1Ein Psalm Davids./Der HERR ist mein Hirt, nichts wird mir fehlen.2Er lässt mich lagern auf grünen Auen und führt mich zum Ruheplatz am Wasser. 3Meine Lebenskraft bringt er zurück./ Er führt mich auf Pfaden der Gerechtigkeit,/ getreu seinem Namen. 4Auch wenn ich gehe im finsteren Tal,/ ich fürchte kein Unheil;/ denn du bist bei mir,/ dein Stock und dein Stab, sie trösten mich. 5Du deckst mir den Tisch/ vor den Augen meiner Feinde./ Du hast mein Haupt mit Öl gesalbt,/ übervoll ist mein Becher. 6Ja, Güte und Huld werden mir folgen mein Leben lang/ und heimkehren werde ich ins Haus des HERRN für lange Zeiten.

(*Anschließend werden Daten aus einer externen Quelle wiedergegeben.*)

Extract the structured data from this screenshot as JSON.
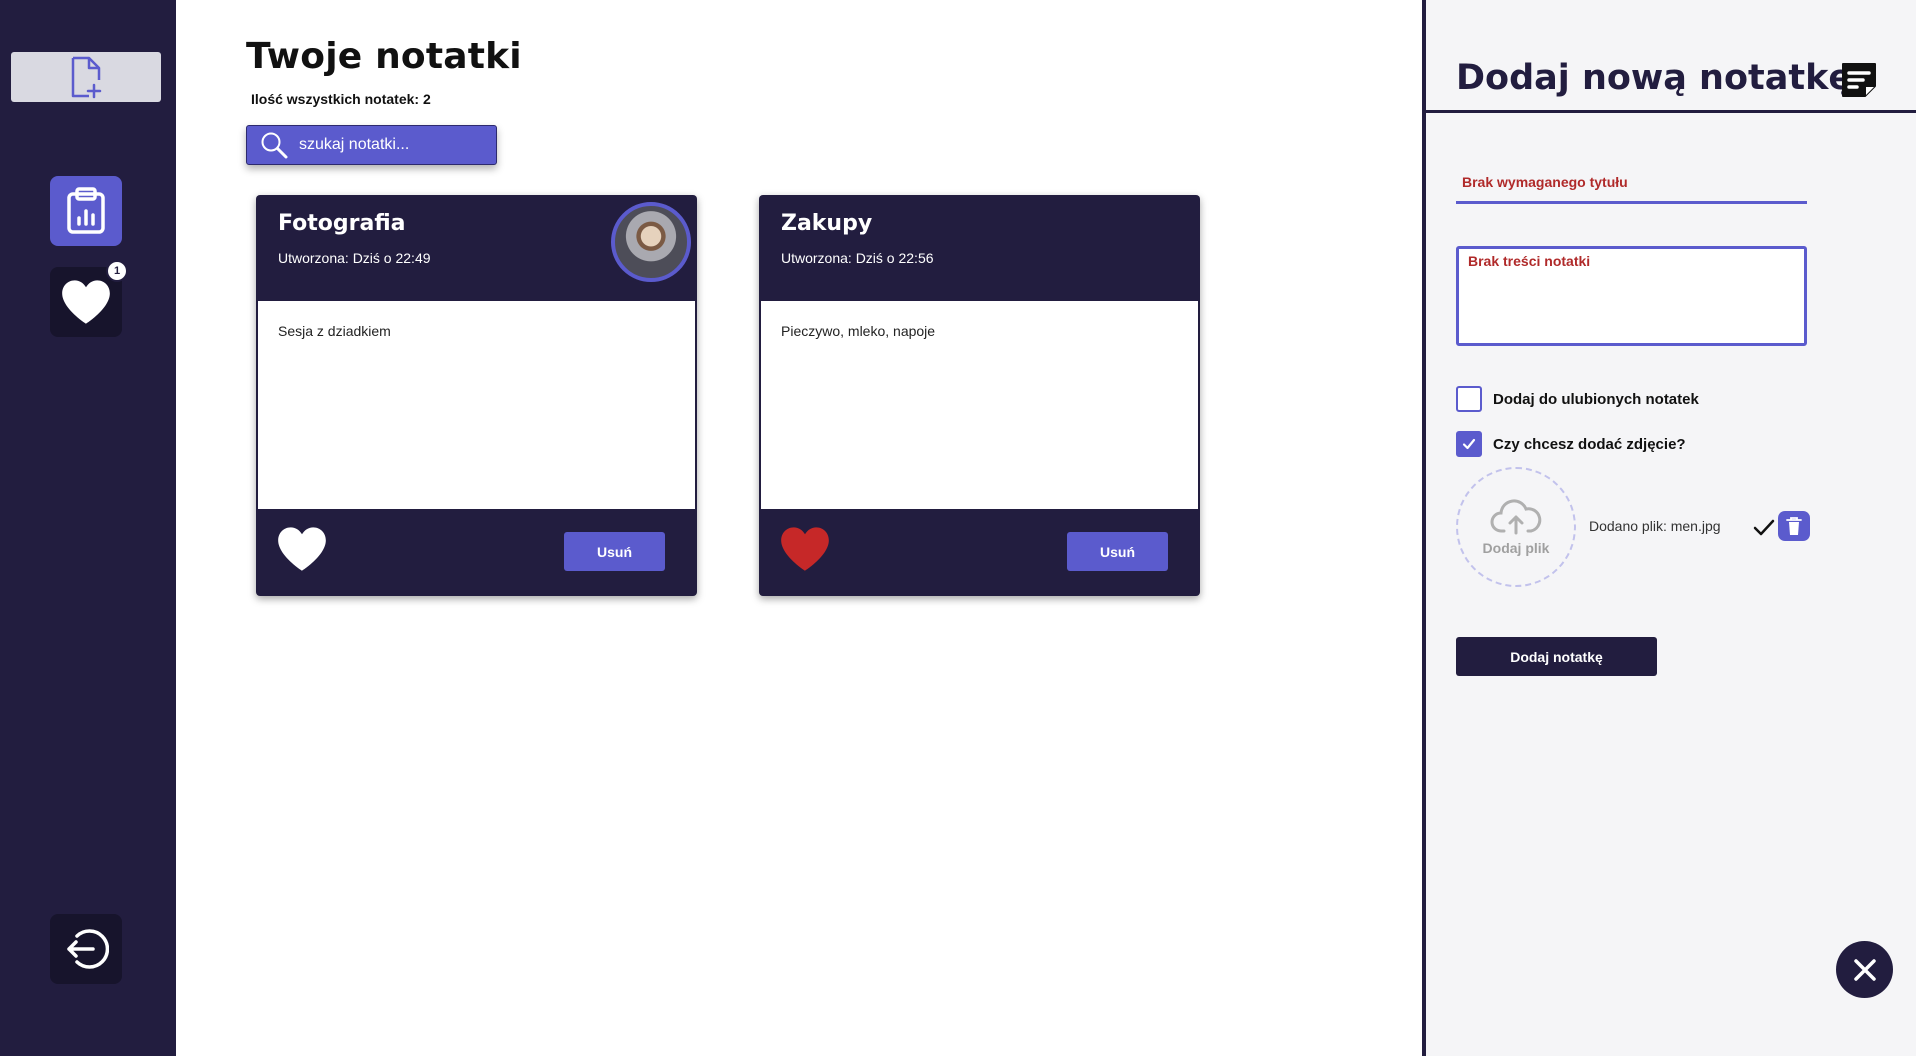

Im katholischen Gotteslob bleiben die Psalmen in der Fassung von 1980 zunächst erhalten, so dass hier im liturgischen Gebrauch Zeit zur langsamen Annäherung geschenkt ist. Überhaupt hat man v.a. auch die Tagzeitengebete des Magnifikat, Benediktus und Nunc Dimittis nicht verändert. Die liturgischen Bücher werden Schritt für Schritt veröffentlicht.

Eine von heute aus gesehen eigenartige „Hebraisierung“ des Titels „Christus“ zu „Messias“ wurde zugunsten des griechischen Begriffs gestrichen. Hier wird es sicher Klärungsbedarf geben, spätestens wenn die ersten Texte ohne „Messias“ liturgische Verwendung finden.

Die „Brüder und Schwestern“ in den Paulusbriefen werden viele freuen, aber vielleicht auch Gegner finden. Ebenso wird es wohl der textkritischen Richtigstellung der von Paulus gegrüßten Apostelin namens Junia (Röm 16,7) ergehen.

Persönlich habe ich bisher am intensivsten von ersten Leser/innen Rückmeldungen zur Umschreibung des Gottesnamens in Ex 3,14 erhalten. Hier wurde aus dem „Ich-bin-da“ das sprachlich sicher korrektere „Ich-bin“. „Da antwortete Gott dem Mose: Ich bin, der ich bin. Und er fuhr fort: So sollst du zu den Israeliten sagen: Der Ich-bin hat mich zu euch gesandt.“ 

Für viele wird gerade diese Veränderung als ein schmerzlicher Verlust des vertrauten „Ich-bin-da“ sein. Das wird in der Katechese neu zu füllen sein und bestimmt jeder Bibelgruppe Anlass zu einem anregenden Gespräch geben.

Dr. Katrin Brockmöller, geschäftsführende Direktorin Katholisches Bibelwerk e.V.